La Regione Abruzzo è stata chiamata a organizzare l’evento che è servito a rendere operativi gli aspetti amministrativi e politici.

«La Macroregione può diventare occasione di sviluppo di un’area importante e consistente del Mediterraneo – ha detto il presidente della Regione Gianni Chiodi – In molti casi questo nuovo aspetto amministrativo di territori politicamente e economicamente omogenei può essere considerata la novità più rilevante. Penso che la Regione Abruzzo debba cogliere al volo questa importante occasione di sviluppo e debba guidare un processo di rinnovamento che interessa l’area del Mediterraneo che l’Unione europea vede di buon occhio».

A Bruxelles è stata confermata l’attenzione della Ue per progetti di Macroregione, ma anche l’interesse del governo italiano per iniziative di questa natura. L’ambasciatore italiano a Bruxelles ha confermato che il governo italiano è pronto ad appoggiare ipotesi di Macroregione soprattutto quella Adriatico-Jonico, come nuova prospettiva di sviluppo del territorio.

«Il successo di questa giornata degli Open Days – spiega Chiodi – conferma l’attenzione per un processo che l’Abruzzo deve governare e non può subire. La giornata di oggi a Bruxelles ci invita ad andare avanti, ben sapendo che la costituzione di una Macroregione non si traduce necessariamente in nuove e aggiuntive risorse finanziarie ma in una capacità progettuale che guarda il territorio».

DI DALMAZIO PRESENTA POWERED – Il progetto ‘Powered‘ in favore dell’energia sostenibile è stato presentato ufficialmente, oggi a Bruxelles, nel convegno dedicato alla ‘Macroregione Adriatico-Ionico, dall’assessore all’ambiente dell’Abruzzo, Mauro Di Dalmazio insieme al direttore dell’Energia della Regione Antonio Sorgi.

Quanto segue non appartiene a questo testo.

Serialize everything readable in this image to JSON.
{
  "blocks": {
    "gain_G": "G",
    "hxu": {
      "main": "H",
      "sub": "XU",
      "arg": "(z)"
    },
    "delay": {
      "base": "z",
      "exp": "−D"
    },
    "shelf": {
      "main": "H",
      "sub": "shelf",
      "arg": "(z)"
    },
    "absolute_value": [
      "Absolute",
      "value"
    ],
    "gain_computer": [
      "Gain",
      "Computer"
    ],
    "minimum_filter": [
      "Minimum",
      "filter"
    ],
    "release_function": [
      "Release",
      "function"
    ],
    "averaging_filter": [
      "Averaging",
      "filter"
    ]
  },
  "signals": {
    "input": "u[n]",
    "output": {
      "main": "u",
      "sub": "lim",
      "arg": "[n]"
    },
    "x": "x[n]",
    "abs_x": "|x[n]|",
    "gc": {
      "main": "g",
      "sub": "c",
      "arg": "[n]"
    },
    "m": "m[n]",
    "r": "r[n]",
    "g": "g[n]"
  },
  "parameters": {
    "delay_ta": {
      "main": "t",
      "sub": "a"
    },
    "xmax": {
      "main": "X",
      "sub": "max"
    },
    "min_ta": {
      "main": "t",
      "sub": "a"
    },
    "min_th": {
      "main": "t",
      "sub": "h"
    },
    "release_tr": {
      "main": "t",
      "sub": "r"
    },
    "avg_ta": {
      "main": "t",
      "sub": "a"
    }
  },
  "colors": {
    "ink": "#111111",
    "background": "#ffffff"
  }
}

Di Dalmazio ha colto l’occasione per annunciare che «nelle prossime settimane sarà convocata una riunione con le regioni italiane che si affacciano sull’Adriatico per affrontare insieme il problema comune dell’erosione».

Quanto a «Powered – ha spiegato Dalmazio – è solo un assaggio di quello che potrebbe fare e diventare la Macroregione Adriatico-Ionico, cioè un organismo di condivisione dei processi di crescita e di sviluppo sostenibile che guarda ai Paesi del Mediterraneo». E ha aggiunto: «la vera scommessa è la condivisione di processi che altrimenti non potrebbero essere portati avanti singolarmente. E’ questo il terreno sui cui deve lavorare la Macroregione e sul quale è necessario unità d’intenti».

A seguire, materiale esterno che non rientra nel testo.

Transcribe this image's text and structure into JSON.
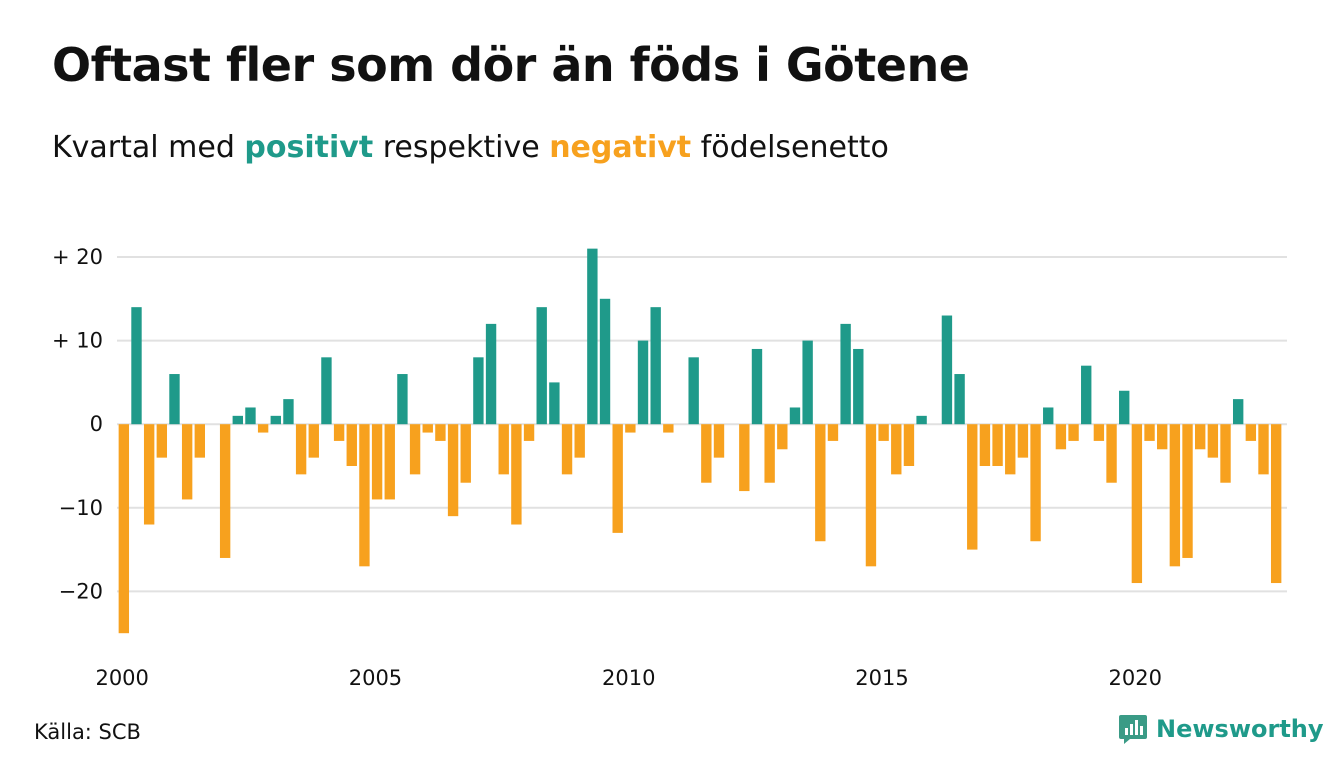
{
  "title": "Oftast fler som dör än föds i Götene",
  "subtitle": {
    "prefix": "Kvartal med ",
    "positive_word": "positivt",
    "middle": " respektive ",
    "negative_word": "negativt",
    "suffix": " födelsenetto"
  },
  "source": "Källa: SCB",
  "logo": {
    "text": "Newsworthy",
    "icon": "chart-bubble-icon"
  },
  "colors": {
    "positive": "#1f9a8a",
    "negative": "#f7a11e",
    "grid": "#e1e1e1",
    "text": "#111111"
  },
  "chart_data": {
    "type": "bar",
    "x_start": 2000,
    "periods_per_year": 4,
    "ylim": [
      -27,
      23
    ],
    "y_ticks": [
      {
        "value": 20,
        "label": "+ 20"
      },
      {
        "value": 10,
        "label": "+ 10"
      },
      {
        "value": 0,
        "label": "0"
      },
      {
        "value": -10,
        "label": "−10"
      },
      {
        "value": -20,
        "label": "−20"
      }
    ],
    "x_ticks": [
      {
        "value": 2000,
        "label": "2000"
      },
      {
        "value": 2005,
        "label": "2005"
      },
      {
        "value": 2010,
        "label": "2010"
      },
      {
        "value": 2015,
        "label": "2015"
      },
      {
        "value": 2020,
        "label": "2020"
      }
    ],
    "values": [
      -25,
      14,
      -12,
      -4,
      6,
      -9,
      -4,
      0,
      -16,
      1,
      2,
      -1,
      1,
      3,
      -6,
      -4,
      8,
      -2,
      -5,
      -17,
      -9,
      -9,
      6,
      -6,
      -1,
      -2,
      -11,
      -7,
      8,
      12,
      -6,
      -12,
      -2,
      14,
      5,
      -6,
      -4,
      21,
      15,
      -13,
      -1,
      10,
      14,
      -1,
      0,
      8,
      -7,
      -4,
      0,
      -8,
      9,
      -7,
      -3,
      2,
      10,
      -14,
      -2,
      12,
      9,
      -17,
      -2,
      -6,
      -5,
      1,
      0,
      13,
      6,
      -15,
      -5,
      -5,
      -6,
      -4,
      -14,
      2,
      -3,
      -2,
      7,
      -2,
      -7,
      4,
      -19,
      -2,
      -3,
      -17,
      -16,
      -3,
      -4,
      -7,
      3,
      -2,
      -6,
      -19
    ]
  }
}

Su Powered il direttore Sorgi ha parlato di «approccio interessante sul terreno tecnico scientifico che porterà ad un protocollo condiviso dai Paesi del Mediterraneo».

Powered, finanziato da Ipa Adriatico per 4,4 milioni di euro, prevede l’installazione di una rete di anemometri in mare e lungo le coste dell’Adriatico su pali di altezza variabile tra i 40 e i 60 metri per raccogliere dati scientifici sofisticati sull’evoluzione climatiche dell’area.

In questo senso, «la Macroregione Adriatico-Ionico di fatto già esiste – ha ancora precisato Dalmazio – perché i territori interessati dal processo già da anni cooperano e condividono progetti di crescita, soprattutto in campo energetico e ambientale. Se approvata dall’Ue, la Macroregione Adriatico-Ionico, sarebbe la terza ad essere costituita».

«Si tratta di esperienze – conclude l’assessore – che l’Europa da sempre guarda con attenzione perché, se da un alto non richiedono l’apporto di nuove risorse, dall’altro sviluppano la progettualità dei territori».